Thread per connection vs Reactor pattern (with a thread pool)?

Question 1

Reactive Applications certainly scale better, when they are written correctly. This means

Never blocking in a reactive thread:
- Any blocking will seriously degrade the performance of you server, you typically use a small number of reactive threads, so blocking can also quickly cause deadlock.
- No mutexs since these can block, so no shared mutable state. If you require shared state you will have to wrap it with an actor or similar so only one thread has access to the state.
All work in the reactive threads should be cpu bound
- All IO has to be asynchronous or be performed in a different thread pool and the results feed back into the reactor.
- This means using either futures or callbacks to process replies, this style of code can quickly become unmaintainable if you are not used to it and disciplined.
All work in the reactive threads should be small
- To maintain responsiveness of the server all tasks in the reactor must be small (bounded by time)
- On an 8 core machine you cannot cannot allow 8 long tasks arrive at the same time because no other work will start until they are complete
- If a tasks could take a long time it must be broken up (cooperative multitasking)

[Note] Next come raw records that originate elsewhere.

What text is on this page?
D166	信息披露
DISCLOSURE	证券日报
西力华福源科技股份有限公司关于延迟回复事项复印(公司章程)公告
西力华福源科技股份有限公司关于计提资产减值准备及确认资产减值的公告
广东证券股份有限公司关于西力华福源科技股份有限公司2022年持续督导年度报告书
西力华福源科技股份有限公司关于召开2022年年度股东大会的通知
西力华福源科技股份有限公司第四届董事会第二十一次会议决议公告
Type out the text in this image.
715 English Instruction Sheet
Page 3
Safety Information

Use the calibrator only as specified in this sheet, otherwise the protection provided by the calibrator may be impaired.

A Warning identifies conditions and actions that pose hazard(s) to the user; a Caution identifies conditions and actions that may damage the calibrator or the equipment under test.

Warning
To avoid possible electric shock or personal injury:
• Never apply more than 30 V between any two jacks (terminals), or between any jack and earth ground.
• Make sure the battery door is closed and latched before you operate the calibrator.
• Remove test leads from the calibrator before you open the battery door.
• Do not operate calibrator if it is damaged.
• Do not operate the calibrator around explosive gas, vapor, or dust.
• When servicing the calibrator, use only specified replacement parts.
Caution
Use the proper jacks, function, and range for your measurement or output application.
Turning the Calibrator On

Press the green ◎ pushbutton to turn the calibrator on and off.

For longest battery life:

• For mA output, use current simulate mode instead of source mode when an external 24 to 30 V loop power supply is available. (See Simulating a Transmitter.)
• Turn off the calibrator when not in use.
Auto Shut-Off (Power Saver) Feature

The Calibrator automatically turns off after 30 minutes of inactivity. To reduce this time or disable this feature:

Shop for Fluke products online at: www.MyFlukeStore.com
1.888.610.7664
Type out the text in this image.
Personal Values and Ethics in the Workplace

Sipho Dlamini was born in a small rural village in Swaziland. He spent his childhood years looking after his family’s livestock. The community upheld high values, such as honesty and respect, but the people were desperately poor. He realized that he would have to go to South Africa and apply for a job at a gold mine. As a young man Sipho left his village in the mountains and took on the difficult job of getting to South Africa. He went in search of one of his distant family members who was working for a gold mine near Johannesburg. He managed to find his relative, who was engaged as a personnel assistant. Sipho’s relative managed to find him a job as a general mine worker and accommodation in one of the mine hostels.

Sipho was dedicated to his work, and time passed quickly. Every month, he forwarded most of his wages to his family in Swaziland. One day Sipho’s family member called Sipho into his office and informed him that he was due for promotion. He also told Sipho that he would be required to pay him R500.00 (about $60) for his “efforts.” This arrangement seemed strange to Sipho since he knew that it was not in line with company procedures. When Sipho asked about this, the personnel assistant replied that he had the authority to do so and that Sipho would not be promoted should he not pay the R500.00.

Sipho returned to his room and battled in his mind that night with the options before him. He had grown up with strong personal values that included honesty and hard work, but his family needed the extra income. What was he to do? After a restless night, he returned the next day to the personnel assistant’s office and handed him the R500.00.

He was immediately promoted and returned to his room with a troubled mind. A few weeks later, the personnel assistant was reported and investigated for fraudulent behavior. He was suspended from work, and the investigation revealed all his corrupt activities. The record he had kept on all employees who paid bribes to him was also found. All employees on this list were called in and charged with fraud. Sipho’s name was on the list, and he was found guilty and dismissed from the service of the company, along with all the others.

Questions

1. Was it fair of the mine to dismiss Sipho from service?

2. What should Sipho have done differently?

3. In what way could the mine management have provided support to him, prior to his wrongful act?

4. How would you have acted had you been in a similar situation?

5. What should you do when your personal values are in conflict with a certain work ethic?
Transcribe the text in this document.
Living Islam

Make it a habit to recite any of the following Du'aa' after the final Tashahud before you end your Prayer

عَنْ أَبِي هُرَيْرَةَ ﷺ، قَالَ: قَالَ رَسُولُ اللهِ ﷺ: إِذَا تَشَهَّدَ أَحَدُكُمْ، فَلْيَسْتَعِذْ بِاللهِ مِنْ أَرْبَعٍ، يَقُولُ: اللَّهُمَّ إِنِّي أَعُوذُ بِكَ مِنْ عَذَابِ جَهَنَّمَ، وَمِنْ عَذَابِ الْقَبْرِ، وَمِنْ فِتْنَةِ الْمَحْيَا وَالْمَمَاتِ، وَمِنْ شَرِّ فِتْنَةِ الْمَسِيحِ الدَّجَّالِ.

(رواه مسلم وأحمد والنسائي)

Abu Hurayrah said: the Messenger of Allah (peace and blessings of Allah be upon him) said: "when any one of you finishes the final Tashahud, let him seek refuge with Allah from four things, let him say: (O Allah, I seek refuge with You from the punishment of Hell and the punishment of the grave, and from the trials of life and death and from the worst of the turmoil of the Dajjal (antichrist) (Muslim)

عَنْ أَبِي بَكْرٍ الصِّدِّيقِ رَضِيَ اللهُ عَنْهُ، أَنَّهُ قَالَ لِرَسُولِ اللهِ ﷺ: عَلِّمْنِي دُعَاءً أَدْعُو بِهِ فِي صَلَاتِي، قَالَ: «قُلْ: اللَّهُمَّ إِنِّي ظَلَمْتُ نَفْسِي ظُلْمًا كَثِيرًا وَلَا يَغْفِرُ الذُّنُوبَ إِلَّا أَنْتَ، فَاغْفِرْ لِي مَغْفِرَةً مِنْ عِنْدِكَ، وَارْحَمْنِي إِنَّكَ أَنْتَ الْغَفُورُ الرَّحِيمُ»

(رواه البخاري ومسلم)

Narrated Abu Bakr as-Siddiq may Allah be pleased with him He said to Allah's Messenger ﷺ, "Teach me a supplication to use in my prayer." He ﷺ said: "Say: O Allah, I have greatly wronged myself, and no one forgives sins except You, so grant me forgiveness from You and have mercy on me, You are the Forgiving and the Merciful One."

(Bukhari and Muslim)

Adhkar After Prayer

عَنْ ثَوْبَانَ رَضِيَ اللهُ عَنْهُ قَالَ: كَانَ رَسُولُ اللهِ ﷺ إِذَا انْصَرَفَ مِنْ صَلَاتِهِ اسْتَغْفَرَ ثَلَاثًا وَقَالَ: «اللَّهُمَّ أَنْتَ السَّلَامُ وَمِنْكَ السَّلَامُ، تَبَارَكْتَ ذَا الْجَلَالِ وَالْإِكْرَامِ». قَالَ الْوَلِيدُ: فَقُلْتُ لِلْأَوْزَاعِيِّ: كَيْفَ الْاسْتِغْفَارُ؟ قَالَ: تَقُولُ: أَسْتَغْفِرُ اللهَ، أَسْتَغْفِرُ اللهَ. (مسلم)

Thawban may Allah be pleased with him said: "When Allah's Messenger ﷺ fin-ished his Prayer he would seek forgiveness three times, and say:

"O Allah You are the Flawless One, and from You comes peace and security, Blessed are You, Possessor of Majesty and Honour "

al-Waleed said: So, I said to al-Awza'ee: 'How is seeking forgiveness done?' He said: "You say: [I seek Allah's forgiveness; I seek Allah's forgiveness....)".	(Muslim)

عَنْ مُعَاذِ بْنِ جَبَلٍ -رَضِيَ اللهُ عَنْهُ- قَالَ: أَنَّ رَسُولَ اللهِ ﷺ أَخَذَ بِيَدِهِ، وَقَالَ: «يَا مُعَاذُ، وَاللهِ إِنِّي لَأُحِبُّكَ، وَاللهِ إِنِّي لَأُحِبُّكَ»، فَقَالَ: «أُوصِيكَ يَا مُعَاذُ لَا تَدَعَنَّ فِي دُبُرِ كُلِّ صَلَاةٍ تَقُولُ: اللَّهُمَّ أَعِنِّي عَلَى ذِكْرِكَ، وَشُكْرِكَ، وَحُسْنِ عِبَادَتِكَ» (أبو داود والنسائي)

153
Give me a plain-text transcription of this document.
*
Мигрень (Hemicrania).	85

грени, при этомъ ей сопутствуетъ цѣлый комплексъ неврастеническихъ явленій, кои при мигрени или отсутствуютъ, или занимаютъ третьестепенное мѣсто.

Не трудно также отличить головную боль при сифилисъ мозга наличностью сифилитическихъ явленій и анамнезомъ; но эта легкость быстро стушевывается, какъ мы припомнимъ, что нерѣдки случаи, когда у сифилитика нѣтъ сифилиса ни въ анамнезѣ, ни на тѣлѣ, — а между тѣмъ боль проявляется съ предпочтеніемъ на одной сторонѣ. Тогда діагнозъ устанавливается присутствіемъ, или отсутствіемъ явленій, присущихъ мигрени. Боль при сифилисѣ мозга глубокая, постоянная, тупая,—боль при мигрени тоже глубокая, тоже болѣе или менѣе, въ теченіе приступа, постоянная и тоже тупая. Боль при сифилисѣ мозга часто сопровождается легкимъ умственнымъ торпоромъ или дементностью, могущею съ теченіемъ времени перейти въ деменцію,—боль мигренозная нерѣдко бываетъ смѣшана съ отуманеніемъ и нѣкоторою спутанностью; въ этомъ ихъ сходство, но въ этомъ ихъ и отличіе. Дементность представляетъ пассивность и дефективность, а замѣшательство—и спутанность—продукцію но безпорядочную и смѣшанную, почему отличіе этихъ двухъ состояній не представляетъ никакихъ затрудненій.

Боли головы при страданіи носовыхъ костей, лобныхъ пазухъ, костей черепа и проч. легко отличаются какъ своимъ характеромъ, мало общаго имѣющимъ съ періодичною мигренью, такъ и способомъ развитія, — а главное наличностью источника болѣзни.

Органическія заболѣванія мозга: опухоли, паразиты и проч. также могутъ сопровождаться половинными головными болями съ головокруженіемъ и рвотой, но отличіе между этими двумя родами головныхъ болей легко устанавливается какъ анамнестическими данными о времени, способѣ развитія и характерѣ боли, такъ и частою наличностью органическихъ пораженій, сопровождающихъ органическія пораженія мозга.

Tasks in reactive applications are scheduled by the application not the operating system, that is why they can be faster and use less memory. When you write a Reactive application you are saying that you know the problem domain so well that you can organise and schedule this type of work better than the operating system can schedule threads doing the same work in a blocking fashion.

I am a big fan of reactive architectures but they come with costs. I am not sure I would write my first c++ application as reactive, I normally try to learn one thing at a time.

If you decide to use a reactive architecture use a good framework that will help you design and structure your code or you will end up with spaghetti. Things to look for are:

What is the unit of work?
How easy is it to add new work? can it only come in from an external event (eg network request)
How easy is it to break work up into smaller chunks?
How easy is it to process the results of this work?
How easy is it to move blocking code to another thread pool and still process the results?

I cannot recommend a C++ library for this, I now do my server development in Scala and Akka which provide all of this with an excellent composable futures library to keep the code clean.

Best of luck learning C++ and with which ever choice you make.

Question 2

Option 2 will most efficiently occupy your hardware. Here is the classic article, ten years old but still good.

http://www.kegel.com/c10k.html

The best library combination these days for structuring an application with concurrency and asynchronous waiting is Boost Thread plus Boost ASIO. You could also try a C++11 std thread library, and std mutex (but Boost ASIO is better than mutexes in a lot of cases, just always callback to the same thread and you don't need protected regions). Stay away from std future, cause it's broken:

http://bartoszmilewski.com/2009/03/03/broken-promises-c0x-futures/

The optimal number of threads in the thread pool is one thread per CPU core. 8 cores -> 8 threads. Plus maybe a few extra, if you think it's possible that your threadpool threads might call blocking operations sometimes.

Question 3

FWIW, Poco supports option 2 (ParallelReactor) since version 1.5.1

Question 4

I think that option 2 is the best one. As for tuning of the pool size, I think the pool should be adaptive. It should be able to spawn more threads (with some high hard limit) and remove excessive threads in times of low activity.

Question 5

as the analogy you linked to (and it's comments) suggest. this is somewhat application dependent. now what you are building here is a game server. let's analyze that.

game servers (generally) do a lot of I/O and relatively few calculations, so they are far from 100% CPU applications. on the other hand they also usually change values in some database (a "game world" model). all players create reads and writes to this database. which is exactly the intersection problem in the analogy.

so while you may gain some from handling the I/O in separate threads, you will also lose from having separate threads accessing the same database and waiting for its locks.

so either option 1 or 2 are acceptable in your situation. for scalability reasons I would not recommend option 3.